Um dia, quando Portugal for mesmo um país desenvolvido, vamos, uma maioria de nós, perceber que o transporte público não é um serviço para os pobres que não têm carro ou dinheiro para atestar o depósito do veículo que guardam na garagem. Não toleraremos os chicos-espertos que usam a faixa bus ou que param o automóvel numa paragem de autocarro, impedindo o acesso de velhos e deficientes, nem os chicos menos espertos que teimam em estacionar em segunda fila para ir à padaria ou ao café – que é sempre só um minutozinho, dizem – enquanto o caos, na rua, vai crescendo na inversa da vontade de usar um transporte que nunca chega a horas a lado nenhum.

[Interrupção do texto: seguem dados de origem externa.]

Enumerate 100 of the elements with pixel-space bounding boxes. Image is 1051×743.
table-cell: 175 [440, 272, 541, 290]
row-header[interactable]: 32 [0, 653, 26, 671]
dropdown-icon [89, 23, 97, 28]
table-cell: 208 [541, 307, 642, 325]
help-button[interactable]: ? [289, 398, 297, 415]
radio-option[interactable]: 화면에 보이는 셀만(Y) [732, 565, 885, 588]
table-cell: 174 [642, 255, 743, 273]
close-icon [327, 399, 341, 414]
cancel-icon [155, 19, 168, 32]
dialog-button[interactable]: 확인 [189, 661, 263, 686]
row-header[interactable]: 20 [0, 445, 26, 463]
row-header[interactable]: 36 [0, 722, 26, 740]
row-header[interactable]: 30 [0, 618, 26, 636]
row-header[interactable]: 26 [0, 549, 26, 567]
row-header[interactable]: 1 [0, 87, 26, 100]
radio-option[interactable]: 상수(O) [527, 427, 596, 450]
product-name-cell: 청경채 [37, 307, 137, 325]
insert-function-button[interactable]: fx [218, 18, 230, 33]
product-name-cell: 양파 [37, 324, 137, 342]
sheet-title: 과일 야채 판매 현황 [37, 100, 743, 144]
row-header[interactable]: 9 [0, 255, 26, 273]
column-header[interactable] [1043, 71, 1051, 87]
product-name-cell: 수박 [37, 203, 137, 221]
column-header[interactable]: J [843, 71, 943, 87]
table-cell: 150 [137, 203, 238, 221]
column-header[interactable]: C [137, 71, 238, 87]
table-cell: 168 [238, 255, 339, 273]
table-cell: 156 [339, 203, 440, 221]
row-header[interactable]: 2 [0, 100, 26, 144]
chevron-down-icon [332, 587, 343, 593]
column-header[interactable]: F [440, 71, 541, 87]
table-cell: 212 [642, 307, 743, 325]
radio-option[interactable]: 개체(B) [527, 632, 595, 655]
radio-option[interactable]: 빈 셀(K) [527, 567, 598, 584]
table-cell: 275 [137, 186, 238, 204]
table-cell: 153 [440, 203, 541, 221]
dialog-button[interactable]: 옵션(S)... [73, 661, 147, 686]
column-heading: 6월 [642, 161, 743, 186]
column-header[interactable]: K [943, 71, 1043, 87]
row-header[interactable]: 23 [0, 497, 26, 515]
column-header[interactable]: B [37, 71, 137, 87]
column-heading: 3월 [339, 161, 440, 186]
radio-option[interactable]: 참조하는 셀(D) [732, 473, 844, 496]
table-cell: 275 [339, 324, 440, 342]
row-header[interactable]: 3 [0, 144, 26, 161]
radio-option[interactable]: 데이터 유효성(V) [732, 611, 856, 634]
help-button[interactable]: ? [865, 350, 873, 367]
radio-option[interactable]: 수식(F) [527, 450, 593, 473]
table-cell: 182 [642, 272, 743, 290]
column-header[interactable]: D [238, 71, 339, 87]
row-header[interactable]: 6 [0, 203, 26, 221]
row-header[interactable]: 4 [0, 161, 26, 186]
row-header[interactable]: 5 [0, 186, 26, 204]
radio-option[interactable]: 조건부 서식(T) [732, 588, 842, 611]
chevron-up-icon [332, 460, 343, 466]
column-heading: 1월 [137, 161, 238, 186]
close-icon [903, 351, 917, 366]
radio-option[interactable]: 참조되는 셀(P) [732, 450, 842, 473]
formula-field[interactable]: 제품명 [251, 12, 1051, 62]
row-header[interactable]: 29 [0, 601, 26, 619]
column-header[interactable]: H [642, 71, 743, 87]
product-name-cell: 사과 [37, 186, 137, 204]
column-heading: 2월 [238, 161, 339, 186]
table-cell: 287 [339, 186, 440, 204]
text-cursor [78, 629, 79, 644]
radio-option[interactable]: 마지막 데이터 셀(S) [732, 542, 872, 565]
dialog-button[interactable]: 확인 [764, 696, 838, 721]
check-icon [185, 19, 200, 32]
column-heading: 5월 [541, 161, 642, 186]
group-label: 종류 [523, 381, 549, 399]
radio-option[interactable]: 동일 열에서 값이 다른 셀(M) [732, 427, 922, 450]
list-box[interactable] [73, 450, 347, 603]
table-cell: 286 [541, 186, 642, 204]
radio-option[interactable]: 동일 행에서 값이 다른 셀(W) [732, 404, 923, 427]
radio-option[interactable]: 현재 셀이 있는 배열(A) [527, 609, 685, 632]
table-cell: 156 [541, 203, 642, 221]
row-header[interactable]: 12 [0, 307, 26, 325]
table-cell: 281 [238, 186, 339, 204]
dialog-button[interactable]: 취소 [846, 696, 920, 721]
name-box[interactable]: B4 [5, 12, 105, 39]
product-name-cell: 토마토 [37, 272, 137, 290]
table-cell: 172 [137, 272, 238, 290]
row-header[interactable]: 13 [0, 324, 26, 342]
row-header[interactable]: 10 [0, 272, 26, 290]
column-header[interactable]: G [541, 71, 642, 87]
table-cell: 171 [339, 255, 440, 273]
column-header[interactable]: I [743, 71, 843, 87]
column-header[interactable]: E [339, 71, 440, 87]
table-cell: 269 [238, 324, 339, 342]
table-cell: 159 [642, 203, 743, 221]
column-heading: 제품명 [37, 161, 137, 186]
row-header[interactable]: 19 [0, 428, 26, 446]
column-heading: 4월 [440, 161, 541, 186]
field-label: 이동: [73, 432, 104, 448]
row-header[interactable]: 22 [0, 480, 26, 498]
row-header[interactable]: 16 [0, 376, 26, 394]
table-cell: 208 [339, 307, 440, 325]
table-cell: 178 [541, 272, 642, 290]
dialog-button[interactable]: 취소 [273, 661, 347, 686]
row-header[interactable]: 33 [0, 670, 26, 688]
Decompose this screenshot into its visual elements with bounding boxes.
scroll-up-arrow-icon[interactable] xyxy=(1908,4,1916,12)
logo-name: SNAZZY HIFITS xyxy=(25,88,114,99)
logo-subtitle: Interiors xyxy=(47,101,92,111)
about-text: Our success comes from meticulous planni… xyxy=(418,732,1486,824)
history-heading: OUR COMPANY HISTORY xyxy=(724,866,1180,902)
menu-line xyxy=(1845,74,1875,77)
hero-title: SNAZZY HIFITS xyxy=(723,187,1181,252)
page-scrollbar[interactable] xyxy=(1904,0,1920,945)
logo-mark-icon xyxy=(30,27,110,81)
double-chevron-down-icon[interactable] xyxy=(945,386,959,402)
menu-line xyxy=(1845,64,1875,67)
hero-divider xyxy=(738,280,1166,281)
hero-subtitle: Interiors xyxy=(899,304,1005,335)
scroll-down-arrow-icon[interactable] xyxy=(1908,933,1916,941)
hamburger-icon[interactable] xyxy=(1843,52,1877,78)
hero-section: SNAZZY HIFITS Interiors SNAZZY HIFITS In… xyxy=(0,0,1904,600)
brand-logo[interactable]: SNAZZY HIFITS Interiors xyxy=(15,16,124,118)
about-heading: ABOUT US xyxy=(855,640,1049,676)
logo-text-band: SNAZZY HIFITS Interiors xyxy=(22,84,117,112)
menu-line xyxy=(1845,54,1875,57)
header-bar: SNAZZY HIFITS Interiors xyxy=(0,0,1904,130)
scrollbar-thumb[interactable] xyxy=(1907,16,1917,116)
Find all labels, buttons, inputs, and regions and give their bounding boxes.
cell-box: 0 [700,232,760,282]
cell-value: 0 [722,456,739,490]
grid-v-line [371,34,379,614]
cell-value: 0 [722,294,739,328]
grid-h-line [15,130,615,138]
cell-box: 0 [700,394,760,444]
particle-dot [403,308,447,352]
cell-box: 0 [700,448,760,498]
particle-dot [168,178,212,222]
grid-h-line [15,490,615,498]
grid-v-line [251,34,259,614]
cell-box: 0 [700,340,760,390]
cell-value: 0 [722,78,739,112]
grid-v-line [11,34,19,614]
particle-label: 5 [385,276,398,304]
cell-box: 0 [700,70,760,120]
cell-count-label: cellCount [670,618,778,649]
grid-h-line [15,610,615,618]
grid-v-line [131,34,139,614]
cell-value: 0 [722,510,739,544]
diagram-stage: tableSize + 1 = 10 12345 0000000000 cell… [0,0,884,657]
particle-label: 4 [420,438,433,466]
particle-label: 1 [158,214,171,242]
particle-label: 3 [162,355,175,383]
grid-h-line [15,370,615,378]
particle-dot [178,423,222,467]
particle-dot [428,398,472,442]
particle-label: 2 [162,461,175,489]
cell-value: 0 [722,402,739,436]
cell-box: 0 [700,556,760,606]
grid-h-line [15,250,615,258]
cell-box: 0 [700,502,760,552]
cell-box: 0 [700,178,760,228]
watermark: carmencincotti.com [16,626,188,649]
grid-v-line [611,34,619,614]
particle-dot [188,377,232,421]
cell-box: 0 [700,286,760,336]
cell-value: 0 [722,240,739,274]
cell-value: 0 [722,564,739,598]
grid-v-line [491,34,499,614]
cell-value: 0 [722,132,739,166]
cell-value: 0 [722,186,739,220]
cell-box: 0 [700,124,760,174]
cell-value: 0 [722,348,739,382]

O minutozinho de uns não vale mais do que o dos outros. E é por isso que, tenho para mim, a mobilidade não é só uma questão de transportes mas, primeiro, uma questão de respeito: o respeito que não vejo também nos que continuam a usar, indevidamente, os lugares para deficientes nos parques de estacionamento onde existem; o respeito que não vejo nos que ocupam, com automóveis, os passeios para peões ou praguejam contra os ciclistas que cada vez mais, felizmente, lhes disputam um metro de estrada; o respeito que não vejo nas autoridades que fecham os olhos a isto, aceitando que o espaço público seja uma coutada de automobilistas insensíveis ao impacto dos seus actos na vida dos outros. E um respeito que não vejo até em alguns desses “novos” ciclistas, que conseguiram, e bem, que o Código da Estrada fosse alterado em seu favor, mas que continuam, em muitos casos, a não o cumprir.

Essa insensibilidade existe também nas entidades que garantem o transporte público. Esta semana, numa iniciativa da Área Metropolitana do Porto, usei uma linha de comboio abandonada pelas empresas do Estado, e que mal serve sequer para quem não tem outra opção. Vi uma garagem feita para guardar autocarros onde, no caso dos clientes, aguardar um autocarro, um minuto que seja, é um suplício, que pode ser maior se for necessário usar uma casa de banho. Vi uma falta de informação de tal ordem que cheguei a pensar se, para além de um pobre sem carro, um tipo precisa de ser iluminado para adivinhar onde pára, a que horas chega, por onde vai o transporte que precisa de apanhar. Numa era em que já seria possível dar esta informação em tempo real, mesmo empresas de topo se mostram incapazes de fornecer alertas eficazes em caso da avaria com impacto na circulação, como pude, mais uma vez, verificar esta semana, com o metro do Porto.

Há mudanças que se fazem com dinheiro, obras e tecnologia. Para outras é preciso vontade, e capacidade de compreender o papel de cada um neste sistema complexo em que a mobilidade é uma componente fulcral. Nem que fosse por isso, pelo respeito que precisamos de nos impor, já valeria a pena lutar por uma maior adesão à Semana Europeia da Mobilidade que esta quinta-feira termina com um pouco participado Dia Europeu Sem Carros. É pena que a maioria dos municípios portugueses não perceba a importância desta celebração para a promoção de uma urgente mudança de comportamentos por parte dos cidadãos e das empresas (Estado incluído) de transportes. E é pena que não saibamos, todos, aprender com o muito trabalho já bem feito, por alguns empresários do sector e governantes, locais e nacionais. Que os há, com olhos no futuro, a tentar mudar um país em que 70% de nós ainda não larga o carro por nada.